La Commission européenne a lancé jeudi une enquête antidumping contre les fabricants chinois de panneaux solaires, aussitôt déplorée par Pékin, qui risque d'aggraver le conflit commercial qui oppose des sociétés européennes d'énergie photovoltaïque à leurs rivales chinoises.
"La Commission européenne a lancé aujourd'hui une enquête antidumping concernant les importations de Chine de panneaux solaires et de leurs principaux composants", indique-t-elle dans un bref communiqué.
Cette décision a été prise à la suite d'une plainte cet été d'un groupement d'entreprises européennes présentes dans l'industrie solaire.
"La plainte a apporté suffisamment d'éléments mettant en évidence un possible dumping des prix de la part des exportateurs (chinois) vers le marché européen, des dommages pour l'industrie solaire européenne (...). Par conséquent, la Commission a jugé qu'il y avait suffisamment d'éléments justifiant de prime abord l'ouverture d'une enquête".
Pékin a déploré aussitôt l'ouverture de cette enquête.
"La Commission européenne a décidé de lancer l'enquête antidumping en dépit d'appels répétés de la Chine pour résoudre le différend sur les produits photovoltaïques par la consultation et la coopération. La Chine le regrette vivement", a déclaré le ministère chinois du Commerce dans un communiqué.
La Commission européenne a rappelé que la plainte reçue par Bruxelles est "la plus importante à ce jour en matière de dumping", en prenant en compte la valeur des importations concernées.
La Chine a exporté en 2011 vers l'Union européenne des panneaux solaires et des composants pour environ 21 milliards d'euros.

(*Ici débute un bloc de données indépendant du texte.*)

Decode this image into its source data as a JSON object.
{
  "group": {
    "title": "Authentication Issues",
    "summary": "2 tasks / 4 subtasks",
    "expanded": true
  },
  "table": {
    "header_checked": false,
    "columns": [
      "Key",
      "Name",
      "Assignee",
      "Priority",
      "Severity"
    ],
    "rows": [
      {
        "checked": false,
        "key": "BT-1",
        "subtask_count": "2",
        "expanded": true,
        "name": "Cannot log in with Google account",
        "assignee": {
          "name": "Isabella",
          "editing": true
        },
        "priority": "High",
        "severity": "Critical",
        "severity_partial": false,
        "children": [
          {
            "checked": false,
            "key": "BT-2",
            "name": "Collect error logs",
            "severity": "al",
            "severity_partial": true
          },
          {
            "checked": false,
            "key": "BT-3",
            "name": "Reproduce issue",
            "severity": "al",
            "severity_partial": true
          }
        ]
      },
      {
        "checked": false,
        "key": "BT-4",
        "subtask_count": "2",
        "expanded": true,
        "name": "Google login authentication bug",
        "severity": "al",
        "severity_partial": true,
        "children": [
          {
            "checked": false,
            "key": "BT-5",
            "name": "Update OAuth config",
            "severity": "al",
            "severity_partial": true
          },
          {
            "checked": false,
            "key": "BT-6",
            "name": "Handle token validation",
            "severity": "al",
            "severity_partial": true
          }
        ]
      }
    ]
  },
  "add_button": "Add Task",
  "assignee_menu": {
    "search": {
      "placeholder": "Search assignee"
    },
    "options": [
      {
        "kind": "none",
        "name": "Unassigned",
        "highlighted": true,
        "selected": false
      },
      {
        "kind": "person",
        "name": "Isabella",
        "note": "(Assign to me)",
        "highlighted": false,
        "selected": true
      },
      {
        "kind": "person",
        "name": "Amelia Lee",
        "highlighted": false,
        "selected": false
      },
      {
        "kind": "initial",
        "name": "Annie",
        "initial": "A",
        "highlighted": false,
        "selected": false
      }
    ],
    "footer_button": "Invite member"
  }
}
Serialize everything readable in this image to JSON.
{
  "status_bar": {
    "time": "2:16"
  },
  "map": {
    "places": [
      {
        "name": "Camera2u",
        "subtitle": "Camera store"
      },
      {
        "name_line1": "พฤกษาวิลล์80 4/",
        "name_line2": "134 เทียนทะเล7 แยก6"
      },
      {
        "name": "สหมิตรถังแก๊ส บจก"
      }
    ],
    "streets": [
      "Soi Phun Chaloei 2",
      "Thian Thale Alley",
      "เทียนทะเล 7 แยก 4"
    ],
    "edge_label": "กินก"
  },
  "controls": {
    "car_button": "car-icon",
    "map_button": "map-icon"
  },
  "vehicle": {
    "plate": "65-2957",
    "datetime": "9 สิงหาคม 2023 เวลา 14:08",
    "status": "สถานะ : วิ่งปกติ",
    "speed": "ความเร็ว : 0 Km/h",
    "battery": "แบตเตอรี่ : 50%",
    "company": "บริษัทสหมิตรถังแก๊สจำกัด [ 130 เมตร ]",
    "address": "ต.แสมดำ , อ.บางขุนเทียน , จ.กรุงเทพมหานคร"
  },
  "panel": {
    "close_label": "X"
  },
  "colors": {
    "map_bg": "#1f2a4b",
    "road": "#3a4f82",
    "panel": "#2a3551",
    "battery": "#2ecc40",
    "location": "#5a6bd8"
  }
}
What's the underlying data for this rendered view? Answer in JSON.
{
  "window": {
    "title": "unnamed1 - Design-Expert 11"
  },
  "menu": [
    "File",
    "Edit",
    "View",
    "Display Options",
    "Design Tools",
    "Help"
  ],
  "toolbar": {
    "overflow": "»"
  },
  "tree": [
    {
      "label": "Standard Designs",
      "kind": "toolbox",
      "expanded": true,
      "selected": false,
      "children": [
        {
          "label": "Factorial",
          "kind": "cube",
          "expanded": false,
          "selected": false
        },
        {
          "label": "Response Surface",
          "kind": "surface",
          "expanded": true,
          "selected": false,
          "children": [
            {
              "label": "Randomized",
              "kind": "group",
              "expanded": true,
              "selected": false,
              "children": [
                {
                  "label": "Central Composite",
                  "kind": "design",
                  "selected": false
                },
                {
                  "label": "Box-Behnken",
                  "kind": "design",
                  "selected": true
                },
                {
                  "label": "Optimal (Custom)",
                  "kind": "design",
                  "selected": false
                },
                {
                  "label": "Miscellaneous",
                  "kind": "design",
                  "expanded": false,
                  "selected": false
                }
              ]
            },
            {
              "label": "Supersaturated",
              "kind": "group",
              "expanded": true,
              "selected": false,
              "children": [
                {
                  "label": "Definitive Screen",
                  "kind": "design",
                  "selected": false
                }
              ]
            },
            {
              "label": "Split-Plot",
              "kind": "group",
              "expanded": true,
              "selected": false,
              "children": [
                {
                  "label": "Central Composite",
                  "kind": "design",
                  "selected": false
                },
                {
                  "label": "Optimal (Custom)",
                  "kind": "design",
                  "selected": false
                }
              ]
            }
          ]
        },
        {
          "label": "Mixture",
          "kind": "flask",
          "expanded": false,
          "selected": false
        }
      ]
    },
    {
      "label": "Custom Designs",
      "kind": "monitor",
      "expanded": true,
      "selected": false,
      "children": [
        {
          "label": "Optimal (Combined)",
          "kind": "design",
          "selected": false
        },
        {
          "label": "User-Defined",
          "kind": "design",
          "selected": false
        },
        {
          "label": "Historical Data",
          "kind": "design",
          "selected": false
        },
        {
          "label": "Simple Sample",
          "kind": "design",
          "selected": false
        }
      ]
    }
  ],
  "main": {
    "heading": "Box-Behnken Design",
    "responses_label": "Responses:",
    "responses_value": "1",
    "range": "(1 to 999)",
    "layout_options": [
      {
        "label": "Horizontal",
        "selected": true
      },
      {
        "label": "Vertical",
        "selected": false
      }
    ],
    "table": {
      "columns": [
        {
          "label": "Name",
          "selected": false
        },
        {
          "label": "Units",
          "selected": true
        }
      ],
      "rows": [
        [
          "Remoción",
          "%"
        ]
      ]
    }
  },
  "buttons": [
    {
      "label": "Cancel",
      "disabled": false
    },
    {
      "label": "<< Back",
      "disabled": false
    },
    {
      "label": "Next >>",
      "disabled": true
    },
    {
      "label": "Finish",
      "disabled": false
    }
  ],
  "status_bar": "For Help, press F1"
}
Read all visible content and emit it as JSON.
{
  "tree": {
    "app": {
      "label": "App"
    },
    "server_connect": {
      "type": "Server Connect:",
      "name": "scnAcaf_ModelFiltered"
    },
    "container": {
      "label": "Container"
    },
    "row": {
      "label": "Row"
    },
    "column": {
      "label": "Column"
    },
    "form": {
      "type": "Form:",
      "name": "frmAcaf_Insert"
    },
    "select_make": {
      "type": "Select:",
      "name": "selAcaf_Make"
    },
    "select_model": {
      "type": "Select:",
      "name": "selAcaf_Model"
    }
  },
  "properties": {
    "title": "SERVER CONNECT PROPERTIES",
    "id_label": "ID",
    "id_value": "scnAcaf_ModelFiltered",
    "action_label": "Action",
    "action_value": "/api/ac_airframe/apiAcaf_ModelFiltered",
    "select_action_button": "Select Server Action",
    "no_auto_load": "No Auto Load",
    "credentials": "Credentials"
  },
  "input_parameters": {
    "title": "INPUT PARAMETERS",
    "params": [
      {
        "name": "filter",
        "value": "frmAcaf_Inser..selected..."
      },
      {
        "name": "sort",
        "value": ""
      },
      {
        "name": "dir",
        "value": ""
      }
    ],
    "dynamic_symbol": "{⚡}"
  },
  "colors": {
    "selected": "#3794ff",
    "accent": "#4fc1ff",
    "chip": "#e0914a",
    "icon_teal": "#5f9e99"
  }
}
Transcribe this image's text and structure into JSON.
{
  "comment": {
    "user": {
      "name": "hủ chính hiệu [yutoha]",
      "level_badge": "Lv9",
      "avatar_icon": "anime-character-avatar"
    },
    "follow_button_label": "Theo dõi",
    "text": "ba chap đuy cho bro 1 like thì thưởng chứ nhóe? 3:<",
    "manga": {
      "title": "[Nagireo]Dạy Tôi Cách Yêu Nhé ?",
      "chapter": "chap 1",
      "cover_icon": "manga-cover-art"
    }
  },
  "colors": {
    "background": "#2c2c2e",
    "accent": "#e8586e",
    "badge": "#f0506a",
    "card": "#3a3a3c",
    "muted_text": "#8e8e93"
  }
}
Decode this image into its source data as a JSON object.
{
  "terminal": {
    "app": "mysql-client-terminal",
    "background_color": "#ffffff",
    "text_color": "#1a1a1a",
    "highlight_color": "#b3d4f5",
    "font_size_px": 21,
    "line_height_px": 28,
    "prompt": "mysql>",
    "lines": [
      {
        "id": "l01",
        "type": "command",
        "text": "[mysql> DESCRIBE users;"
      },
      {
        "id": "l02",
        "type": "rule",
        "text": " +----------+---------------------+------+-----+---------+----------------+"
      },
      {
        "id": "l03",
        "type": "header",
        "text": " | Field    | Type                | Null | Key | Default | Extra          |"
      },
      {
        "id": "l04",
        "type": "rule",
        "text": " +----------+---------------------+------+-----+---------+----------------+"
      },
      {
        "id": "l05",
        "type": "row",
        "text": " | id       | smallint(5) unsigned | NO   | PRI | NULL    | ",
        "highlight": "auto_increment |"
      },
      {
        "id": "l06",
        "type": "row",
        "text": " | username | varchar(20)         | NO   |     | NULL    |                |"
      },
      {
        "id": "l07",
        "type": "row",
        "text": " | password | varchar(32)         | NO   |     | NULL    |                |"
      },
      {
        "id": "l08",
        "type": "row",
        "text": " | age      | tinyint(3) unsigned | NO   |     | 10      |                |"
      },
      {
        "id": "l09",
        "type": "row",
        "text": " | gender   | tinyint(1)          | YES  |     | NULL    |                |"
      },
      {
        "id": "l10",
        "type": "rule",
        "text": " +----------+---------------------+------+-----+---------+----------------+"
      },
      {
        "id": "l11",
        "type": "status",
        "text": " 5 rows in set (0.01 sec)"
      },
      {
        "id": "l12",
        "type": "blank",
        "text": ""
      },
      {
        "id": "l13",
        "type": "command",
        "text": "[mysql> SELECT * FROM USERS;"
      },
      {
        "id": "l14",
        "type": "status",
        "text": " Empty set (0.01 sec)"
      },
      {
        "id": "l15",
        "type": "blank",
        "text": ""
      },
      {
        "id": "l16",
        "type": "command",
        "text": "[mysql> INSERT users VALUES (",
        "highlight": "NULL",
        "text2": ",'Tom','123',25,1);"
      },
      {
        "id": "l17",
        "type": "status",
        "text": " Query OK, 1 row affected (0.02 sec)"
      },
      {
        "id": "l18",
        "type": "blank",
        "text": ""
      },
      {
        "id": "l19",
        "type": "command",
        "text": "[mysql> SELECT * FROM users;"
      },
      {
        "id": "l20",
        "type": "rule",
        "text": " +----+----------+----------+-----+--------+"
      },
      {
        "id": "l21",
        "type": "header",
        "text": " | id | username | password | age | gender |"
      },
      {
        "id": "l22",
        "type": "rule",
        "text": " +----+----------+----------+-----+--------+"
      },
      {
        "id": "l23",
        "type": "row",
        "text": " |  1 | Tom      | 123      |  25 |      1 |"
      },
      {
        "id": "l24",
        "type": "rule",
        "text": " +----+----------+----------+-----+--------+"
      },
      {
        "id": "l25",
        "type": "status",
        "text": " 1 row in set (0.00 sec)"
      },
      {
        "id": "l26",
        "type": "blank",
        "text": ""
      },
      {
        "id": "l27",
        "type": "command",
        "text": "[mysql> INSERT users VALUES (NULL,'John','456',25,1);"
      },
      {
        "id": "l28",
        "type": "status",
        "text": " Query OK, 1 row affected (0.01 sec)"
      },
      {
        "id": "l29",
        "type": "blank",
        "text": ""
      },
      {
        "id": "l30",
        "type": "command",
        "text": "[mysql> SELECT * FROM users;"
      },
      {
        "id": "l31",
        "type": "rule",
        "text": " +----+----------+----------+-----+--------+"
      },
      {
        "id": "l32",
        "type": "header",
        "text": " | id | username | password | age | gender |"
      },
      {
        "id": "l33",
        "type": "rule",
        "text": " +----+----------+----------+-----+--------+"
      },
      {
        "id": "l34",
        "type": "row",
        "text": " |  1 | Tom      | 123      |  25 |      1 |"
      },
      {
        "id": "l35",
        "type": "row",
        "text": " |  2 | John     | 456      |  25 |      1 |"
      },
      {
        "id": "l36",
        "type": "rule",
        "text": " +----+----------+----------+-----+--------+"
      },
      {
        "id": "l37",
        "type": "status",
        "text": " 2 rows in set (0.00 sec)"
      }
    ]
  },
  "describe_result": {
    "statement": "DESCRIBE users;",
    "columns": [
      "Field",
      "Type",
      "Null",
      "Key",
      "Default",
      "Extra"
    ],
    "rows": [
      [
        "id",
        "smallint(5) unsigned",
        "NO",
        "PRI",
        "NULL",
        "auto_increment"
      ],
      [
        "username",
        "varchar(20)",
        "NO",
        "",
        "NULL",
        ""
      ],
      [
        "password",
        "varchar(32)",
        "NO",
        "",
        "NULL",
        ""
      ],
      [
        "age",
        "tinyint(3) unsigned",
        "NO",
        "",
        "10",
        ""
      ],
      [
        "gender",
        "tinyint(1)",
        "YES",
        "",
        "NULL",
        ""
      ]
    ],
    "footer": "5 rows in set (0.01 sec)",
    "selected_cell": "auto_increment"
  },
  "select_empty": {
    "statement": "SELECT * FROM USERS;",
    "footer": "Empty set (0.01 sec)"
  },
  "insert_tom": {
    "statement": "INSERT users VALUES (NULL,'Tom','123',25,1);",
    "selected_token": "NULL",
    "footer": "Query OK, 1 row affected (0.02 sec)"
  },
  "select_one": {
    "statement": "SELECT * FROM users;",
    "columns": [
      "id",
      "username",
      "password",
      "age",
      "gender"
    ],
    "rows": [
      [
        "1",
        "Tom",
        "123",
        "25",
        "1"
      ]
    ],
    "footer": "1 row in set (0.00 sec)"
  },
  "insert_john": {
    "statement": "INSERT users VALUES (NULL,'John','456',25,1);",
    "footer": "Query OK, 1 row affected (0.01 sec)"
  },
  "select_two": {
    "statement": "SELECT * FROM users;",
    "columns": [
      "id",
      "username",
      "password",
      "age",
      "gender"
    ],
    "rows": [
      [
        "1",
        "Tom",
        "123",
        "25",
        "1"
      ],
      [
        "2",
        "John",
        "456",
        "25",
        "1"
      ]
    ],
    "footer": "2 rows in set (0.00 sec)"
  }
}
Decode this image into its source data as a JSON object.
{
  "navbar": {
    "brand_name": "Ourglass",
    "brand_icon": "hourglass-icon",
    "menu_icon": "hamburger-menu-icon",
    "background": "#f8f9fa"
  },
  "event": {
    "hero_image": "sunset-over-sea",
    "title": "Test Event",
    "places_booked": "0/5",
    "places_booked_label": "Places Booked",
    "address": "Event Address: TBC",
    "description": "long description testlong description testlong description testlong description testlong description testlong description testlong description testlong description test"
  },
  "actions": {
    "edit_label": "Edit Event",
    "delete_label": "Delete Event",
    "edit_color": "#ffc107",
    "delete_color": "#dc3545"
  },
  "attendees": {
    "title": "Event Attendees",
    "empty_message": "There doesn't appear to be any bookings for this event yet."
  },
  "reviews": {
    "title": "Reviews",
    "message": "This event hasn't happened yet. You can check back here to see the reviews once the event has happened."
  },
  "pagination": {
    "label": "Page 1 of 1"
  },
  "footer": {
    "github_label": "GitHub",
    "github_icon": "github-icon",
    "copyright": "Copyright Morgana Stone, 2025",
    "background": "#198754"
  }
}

Les entreprises européennes rassemblées dans le groupement baptisé EU ProSun reprochent à Pékin d'accorder des prêts importants et de prendre des mesures protectrices en faveur de leurs rivales chinoises, leur permettant d'écouler leurs modules à des prix inférieurs aux coûts de production.
Ce groupement a déposé plainte le 25 juillet, arguant que les panneaux solaires et les composants-clés importés de Chine vers le marché européen l'étaient à des prix inférieurs à ceux du marché.
Son objectif est que l'UE prenne des mesures de rétorsion douanières, sur le modèle des Etats-Unis qui ont instauré en mai de fortes taxes sur les importations de produits solaires chinois.
Pékin a longtemps espéré que les fabricants de panneaux solaires européens et chinois parviendraient à résoudre leur différend par des consultations. Les fabricants chinois ont toutefois pris les devants, en formant leur propre coalition, l'Afase (Alliance pour une énergie solaire abordable).
"L'enquête prendra 15 mois au total, même s'il est possible d'imposer des mécanismes de défense commerciale en neuf mois, si les preuves sont suffisantes", ajoute la Commission dans son communiqué. Une décision sera donc prise au plus tard le 5 décembre 2013.
Bruxelles va désormais faire parvenir un questionnaire aux parties concernées (fabricants chinois, fabricants européens et associations du secteur) pour faire un état des lieux et constater d'éventuelles mesures de dumping.
Si ses soupçons sont fondés, la Commission peut imposer des mesures restrictives pour une durée de cinq ans aux fabricants chinois, mais elle doit d'abord s'assurer que celles-ci ne vont pas être trop coûteuses pour l'Union européenne.
D'après un classement établi par l'Agence internationale de l'énergie (AIE), sept des dix principaux fabricants mondiaux de modules photovoltaïques sont chinois. L'Allemagne, pionnière de l'industrie photovoltaïque, est la plus affectée et ses producteurs déposent le bilan les uns après les autres, jusqu'au fleuron du secteur Q-Cells.
Fin août, lors d'une visite en Chine, la chancelière allemande Angela Merkel avait dit espérer "une solution négociée par le dialogue" dans ce conflit commercial.